Specifically, this is how members of the 21st Airlift Squadron and the 860th Aircraft Maintenance Squadron conducted air mobility operations May 17-27.

“Our aircraft taking off is just the beginning of a mission,” said Capt. Justin Poole, 21st AS pilot. “The cargo we moved could inevitably support operations for years. As an Air Force and an air mobility enterprise, we do this so well that it looks routine.”

This C-17 Globemaster III crew, consisting of three pilots, two loadmasters and a flying crew chief, operated across the United States, Europe and Southwest Asia.

“The C-17 is the unity of strategic and tactical airlift,” said Poole. “That’s what our squadron does - we put these mission sets together and make them both happen because we are a highly capable aircrew flying a highly capable aircraft.”

The first stop on the world tour, what the Airmen called their 10-day journey, was at Pope Army Airfield, North Carolina.

“The lines between services blur during missions,” said Maj. Roger Gates, 21st AS pilot. “Everyone is just working together to make national policy a reality.”

At Pope, loadmasters worked with the U.S. Army to load resources destined for the other side of the Atlantic Ocean.

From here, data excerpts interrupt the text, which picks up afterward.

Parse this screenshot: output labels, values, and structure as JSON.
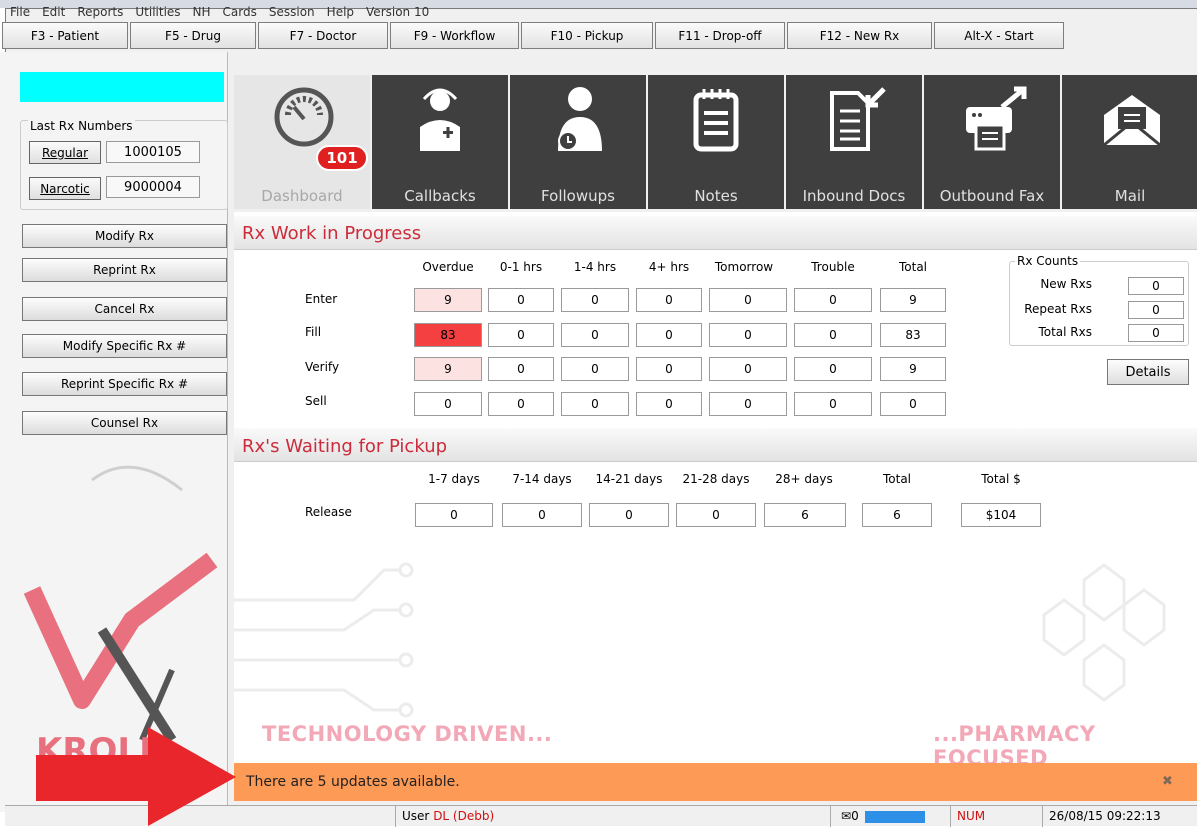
{
  "menu": [
    "File",
    "Edit",
    "Reports",
    "Utilities",
    "NH",
    "Cards",
    "Session",
    "Help",
    "Version 10"
  ],
  "fkeys": [
    {
      "label": "F3 - Patient"
    },
    {
      "label": "F5 - Drug"
    },
    {
      "label": "F7 - Doctor"
    },
    {
      "label": "F9 - Workflow"
    },
    {
      "label": "F10 - Pickup"
    },
    {
      "label": "F11 - Drop-off"
    },
    {
      "label": "F12 - New Rx"
    },
    {
      "label": "Alt-X - Start"
    }
  ],
  "last_rx": {
    "title": "Last Rx Numbers",
    "regular_label": "Regular",
    "regular_value": "1000105",
    "narcotic_label": "Narcotic",
    "narcotic_value": "9000004"
  },
  "actions": [
    "Modify Rx",
    "Reprint Rx",
    "Cancel Rx",
    "Modify Specific Rx #",
    "Reprint Specific Rx #",
    "Counsel Rx"
  ],
  "logo_text": "KROLL",
  "tiles": [
    {
      "label": "Dashboard",
      "icon": "gauge-icon"
    },
    {
      "label": "Callbacks",
      "icon": "doctor-icon"
    },
    {
      "label": "Followups",
      "icon": "person-clock-icon"
    },
    {
      "label": "Notes",
      "icon": "notepad-icon"
    },
    {
      "label": "Inbound Docs",
      "icon": "document-in-icon"
    },
    {
      "label": "Outbound Fax",
      "icon": "fax-icon"
    },
    {
      "label": "Mail",
      "icon": "envelope-icon"
    }
  ],
  "badge": "101",
  "wip": {
    "title": "Rx Work in Progress",
    "columns": [
      "Overdue",
      "0-1 hrs",
      "1-4 hrs",
      "4+ hrs",
      "Tomorrow",
      "Trouble",
      "Total"
    ],
    "rows": [
      {
        "label": "Enter",
        "values": [
          "9",
          "0",
          "0",
          "0",
          "0",
          "0",
          "9"
        ]
      },
      {
        "label": "Fill",
        "values": [
          "83",
          "0",
          "0",
          "0",
          "0",
          "0",
          "83"
        ]
      },
      {
        "label": "Verify",
        "values": [
          "9",
          "0",
          "0",
          "0",
          "0",
          "0",
          "9"
        ]
      },
      {
        "label": "Sell",
        "values": [
          "0",
          "0",
          "0",
          "0",
          "0",
          "0",
          "0"
        ]
      }
    ]
  },
  "counts": {
    "title": "Rx Counts",
    "items": [
      {
        "label": "New Rxs",
        "value": "0"
      },
      {
        "label": "Repeat Rxs",
        "value": "0"
      },
      {
        "label": "Total Rxs",
        "value": "0"
      }
    ],
    "details": "Details"
  },
  "pickup": {
    "title": "Rx's Waiting for Pickup",
    "columns": [
      "1-7 days",
      "7-14 days",
      "14-21 days",
      "21-28 days",
      "28+ days",
      "Total",
      "Total $"
    ],
    "row": {
      "label": "Release",
      "values": [
        "0",
        "0",
        "0",
        "0",
        "6",
        "6",
        "$104"
      ]
    }
  },
  "watermark": {
    "left": "TECHNOLOGY DRIVEN...",
    "right": "...PHARMACY FOCUSED"
  },
  "update": {
    "text": "There are 5 updates available.",
    "close": "✖"
  },
  "status": {
    "user_prefix": "User",
    "user": "DL (Debb)",
    "mail_count": "0",
    "num": "NUM",
    "datetime": "26/08/15  09:22:13"
  },
  "colors": {
    "accent": "#cc2b3b",
    "update_bar": "#fd9a55",
    "overdue_light": "#fde2e2",
    "overdue_hot": "#f44040",
    "tile_dark": "#3f3f3f"
  }
}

The Army’s equipment was purposely designed to be moved by the C-17, explained Lt. Col. Chad Harris, 21st AS pilot. “It was developed with our aircraft in mind.”

The C-17 crew would return a few days later to transport more Army assets to an additional undisclosed location overseas.

“Our job is whatever it takes to project American power,” said Poole.

Speed of action is one reason Air Mobility Command enables the president and the Department of Defense to deploy U.S. armed forces anywhere in the world within hours and help sustain them.

“AMC might not get enough credit for how joint we are,” said Poole. “A lot of what we do is moving equipment and personnel for our sister services.”

Not just American policy, the crew also supported NATO’s Resolute Support Mission by delivering cargo from Bucharest, Romania, to Afghanistan. RS is the train, advise and assist mission made up of 39 contributing nations.

“The United States has unique airlift capabilities and our allies rely on us to take them to war,” said Harris.

Flexibility is another important aspect of rapid global mobility.

“With new emerging threats, priorities for the U.S. can change on a dime, so we have to be ready for whatever comes up,” said Poole. “And we are ready. We are ready because of our world class training and experience.”

An unwavering sense of purpose helps the crew get through the long days.

“There is chaos in the world and being able to get critical resources where they need to be in a timely manner to make a difference is a great feeling,” said Gates.

Poole added that it’s the crew culture, in addition to mission satisfaction, which makes it all worth it.

“We put a group of relative strangers on a C-17 and told them to go execute operations around the globe,” he said. “In the process, we became a family.”

The crew returned to Travis approximately 240 hours, more than a third of which was in the air, after their initial take-off with several missions completed.

However, their successes started before they even left thanks to efforts at home-station by every member of Team Travis.

“We are one gigantic Air Force family,” said Gates. “Our trip had just a few Airmen on board, but it all wouldn’t have come together without thousands of other Airman doing a million little things to ensure these missions happened on time.”

It’s important that everyone understands how vital they are.

“Team Travis plays a huge part in the overall big picture,” said Poole. “They don’t just help get the plane in the air. They are helping ensure that critical resources get downrange on time to the warfighters that need them.”